Chinese citizen journalist sentenced to 4 years for reporting by Covid

According to her lawyers, Zhang started a long hunger strike in protest of her arrest and charge. In response, authorities forcibly fed her through a feeding tube and held her hands so she could not pull them out.

Me. Zhang’s trial, held at the Shanghai Pudong People’s Court on Monday, lasted less than three hours. The official charge she was found guilty of was “to detect quarrels and provoke problems”, a vague, general charge against critics of the government. Prosecutors initially recommended a sentence of between four and five years.

Me. Zhang appeared in a wheelchair for the trial, one of her lawyers, Zhang Ke Ke, wrote on WeChat, a messaging app, on Monday. Mr.
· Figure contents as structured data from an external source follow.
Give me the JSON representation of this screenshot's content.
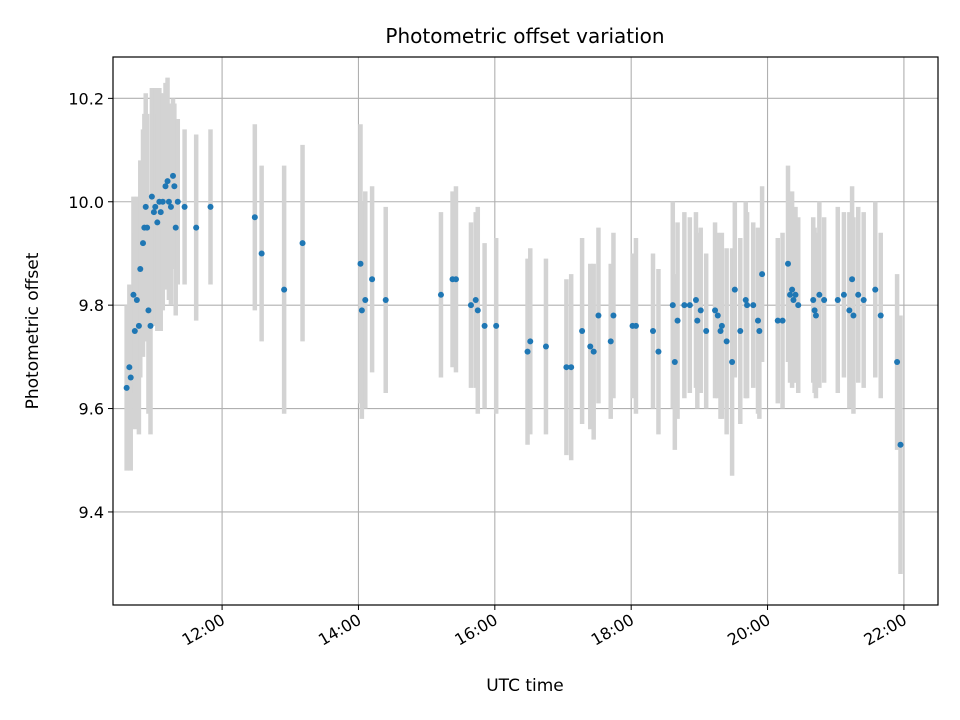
{
  "chart_data": {
    "type": "scatter",
    "title": "Photometric offset variation",
    "xlabel": "UTC time",
    "ylabel": "Photometric offset",
    "x_unit": "hours (UTC)",
    "xlim": [
      10.4,
      22.5
    ],
    "ylim": [
      9.22,
      10.28
    ],
    "x_ticks": [
      {
        "value": 12,
        "label": "12:00"
      },
      {
        "value": 14,
        "label": "14:00"
      },
      {
        "value": 16,
        "label": "16:00"
      },
      {
        "value": 18,
        "label": "18:00"
      },
      {
        "value": 20,
        "label": "20:00"
      },
      {
        "value": 22,
        "label": "22:00"
      }
    ],
    "y_ticks": [
      {
        "value": 9.4,
        "label": "9.4"
      },
      {
        "value": 9.6,
        "label": "9.6"
      },
      {
        "value": 9.8,
        "label": "9.8"
      },
      {
        "value": 10.0,
        "label": "10.0"
      },
      {
        "value": 10.2,
        "label": "10.2"
      }
    ],
    "grid": true,
    "marker_color": "#1f77b4",
    "errorbar_color": "#d3d3d3",
    "points": [
      [
        10.6,
        9.64,
        0.16
      ],
      [
        10.64,
        9.68,
        0.16
      ],
      [
        10.66,
        9.66,
        0.18
      ],
      [
        10.7,
        9.82,
        0.19
      ],
      [
        10.72,
        9.75,
        0.19
      ],
      [
        10.75,
        9.81,
        0.2
      ],
      [
        10.78,
        9.76,
        0.21
      ],
      [
        10.8,
        9.87,
        0.21
      ],
      [
        10.84,
        9.92,
        0.22
      ],
      [
        10.86,
        9.95,
        0.22
      ],
      [
        10.88,
        9.99,
        0.22
      ],
      [
        10.9,
        9.95,
        0.22
      ],
      [
        10.92,
        9.79,
        0.2
      ],
      [
        10.95,
        9.76,
        0.21
      ],
      [
        10.97,
        10.01,
        0.21
      ],
      [
        11.0,
        9.98,
        0.22
      ],
      [
        11.02,
        9.99,
        0.23
      ],
      [
        11.05,
        9.96,
        0.21
      ],
      [
        11.08,
        10.0,
        0.22
      ],
      [
        11.1,
        9.98,
        0.23
      ],
      [
        11.13,
        10.0,
        0.21
      ],
      [
        11.17,
        10.03,
        0.2
      ],
      [
        11.2,
        10.04,
        0.2
      ],
      [
        11.22,
        10.0,
        0.19
      ],
      [
        11.25,
        9.99,
        0.19
      ],
      [
        11.28,
        10.05,
        0.15
      ],
      [
        11.3,
        10.03,
        0.16
      ],
      [
        11.32,
        9.95,
        0.17
      ],
      [
        11.35,
        10.0,
        0.16
      ],
      [
        11.45,
        9.99,
        0.15
      ],
      [
        11.62,
        9.95,
        0.18
      ],
      [
        11.83,
        9.99,
        0.15
      ],
      [
        12.48,
        9.97,
        0.18
      ],
      [
        12.58,
        9.9,
        0.17
      ],
      [
        12.91,
        9.83,
        0.24
      ],
      [
        13.18,
        9.92,
        0.19
      ],
      [
        14.03,
        9.88,
        0.27
      ],
      [
        14.05,
        9.79,
        0.21
      ],
      [
        14.1,
        9.81,
        0.21
      ],
      [
        14.2,
        9.85,
        0.18
      ],
      [
        14.4,
        9.81,
        0.18
      ],
      [
        15.21,
        9.82,
        0.16
      ],
      [
        15.38,
        9.85,
        0.17
      ],
      [
        15.43,
        9.85,
        0.18
      ],
      [
        15.65,
        9.8,
        0.16
      ],
      [
        15.72,
        9.81,
        0.17
      ],
      [
        15.75,
        9.79,
        0.2
      ],
      [
        15.85,
        9.76,
        0.16
      ],
      [
        16.02,
        9.76,
        0.17
      ],
      [
        16.48,
        9.71,
        0.18
      ],
      [
        16.52,
        9.73,
        0.18
      ],
      [
        16.75,
        9.72,
        0.17
      ],
      [
        17.05,
        9.68,
        0.17
      ],
      [
        17.12,
        9.68,
        0.18
      ],
      [
        17.28,
        9.75,
        0.18
      ],
      [
        17.4,
        9.72,
        0.16
      ],
      [
        17.45,
        9.71,
        0.17
      ],
      [
        17.52,
        9.78,
        0.17
      ],
      [
        17.7,
        9.73,
        0.15
      ],
      [
        17.74,
        9.78,
        0.16
      ],
      [
        18.02,
        9.76,
        0.14
      ],
      [
        18.07,
        9.76,
        0.17
      ],
      [
        18.32,
        9.75,
        0.15
      ],
      [
        18.4,
        9.71,
        0.16
      ],
      [
        18.61,
        9.8,
        0.2
      ],
      [
        18.64,
        9.69,
        0.17
      ],
      [
        18.68,
        9.77,
        0.19
      ],
      [
        18.78,
        9.8,
        0.18
      ],
      [
        18.86,
        9.8,
        0.17
      ],
      [
        18.95,
        9.81,
        0.17
      ],
      [
        18.97,
        9.77,
        0.17
      ],
      [
        19.02,
        9.79,
        0.16
      ],
      [
        19.1,
        9.75,
        0.15
      ],
      [
        19.23,
        9.79,
        0.17
      ],
      [
        19.27,
        9.78,
        0.16
      ],
      [
        19.31,
        9.75,
        0.17
      ],
      [
        19.33,
        9.76,
        0.18
      ],
      [
        19.4,
        9.73,
        0.18
      ],
      [
        19.48,
        9.69,
        0.22
      ],
      [
        19.52,
        9.83,
        0.17
      ],
      [
        19.6,
        9.75,
        0.18
      ],
      [
        19.68,
        9.81,
        0.19
      ],
      [
        19.7,
        9.8,
        0.18
      ],
      [
        19.79,
        9.8,
        0.16
      ],
      [
        19.86,
        9.77,
        0.18
      ],
      [
        19.88,
        9.75,
        0.17
      ],
      [
        19.92,
        9.86,
        0.17
      ],
      [
        20.15,
        9.77,
        0.16
      ],
      [
        20.22,
        9.77,
        0.17
      ],
      [
        20.3,
        9.88,
        0.19
      ],
      [
        20.33,
        9.82,
        0.17
      ],
      [
        20.36,
        9.83,
        0.19
      ],
      [
        20.38,
        9.81,
        0.16
      ],
      [
        20.41,
        9.82,
        0.17
      ],
      [
        20.45,
        9.8,
        0.17
      ],
      [
        20.67,
        9.81,
        0.16
      ],
      [
        20.69,
        9.79,
        0.16
      ],
      [
        20.71,
        9.78,
        0.16
      ],
      [
        20.76,
        9.82,
        0.18
      ],
      [
        20.83,
        9.81,
        0.16
      ],
      [
        21.03,
        9.81,
        0.18
      ],
      [
        21.12,
        9.82,
        0.16
      ],
      [
        21.2,
        9.79,
        0.19
      ],
      [
        21.24,
        9.85,
        0.18
      ],
      [
        21.26,
        9.78,
        0.19
      ],
      [
        21.33,
        9.82,
        0.17
      ],
      [
        21.41,
        9.81,
        0.17
      ],
      [
        21.58,
        9.83,
        0.17
      ],
      [
        21.66,
        9.78,
        0.16
      ],
      [
        21.9,
        9.69,
        0.17
      ],
      [
        21.95,
        9.53,
        0.25
      ]
    ]
  }
}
Zhang had written in a report a few days earlier that she had lost a significant amount of weight and that she had been almost unrecognizable almost a few weeks before.

Me. Zhang barely spoke during the trial, except to say that people’s speech should not be censored, writes Mr. Zhang, who is not related to me. Zhang does not.

After the sentence was announced, Ms. Zhang’s mother, who was escorted to the courthouse by security officers, sobbed uncontrollably, said Ren Quanniu, another of Zhang’s lawyers.

Few other people were allowed, as sensitive hearings in China are often held behind closed doors. Prior to the trial, reporters and supporters of Ms. Zhang gathered near the courthouse but was pushed away by security officers. One of me. Zhang’s friends, Li Dawei, said he and about ten other people who wanted to attend the trial were taken to a nearby police station.

Chen Jiangang, a Chinese human rights lawyer, said the length of Zhang’s sentence showed that the government considered the preservation of his account of the outbreak to be fundamental to his grip on power.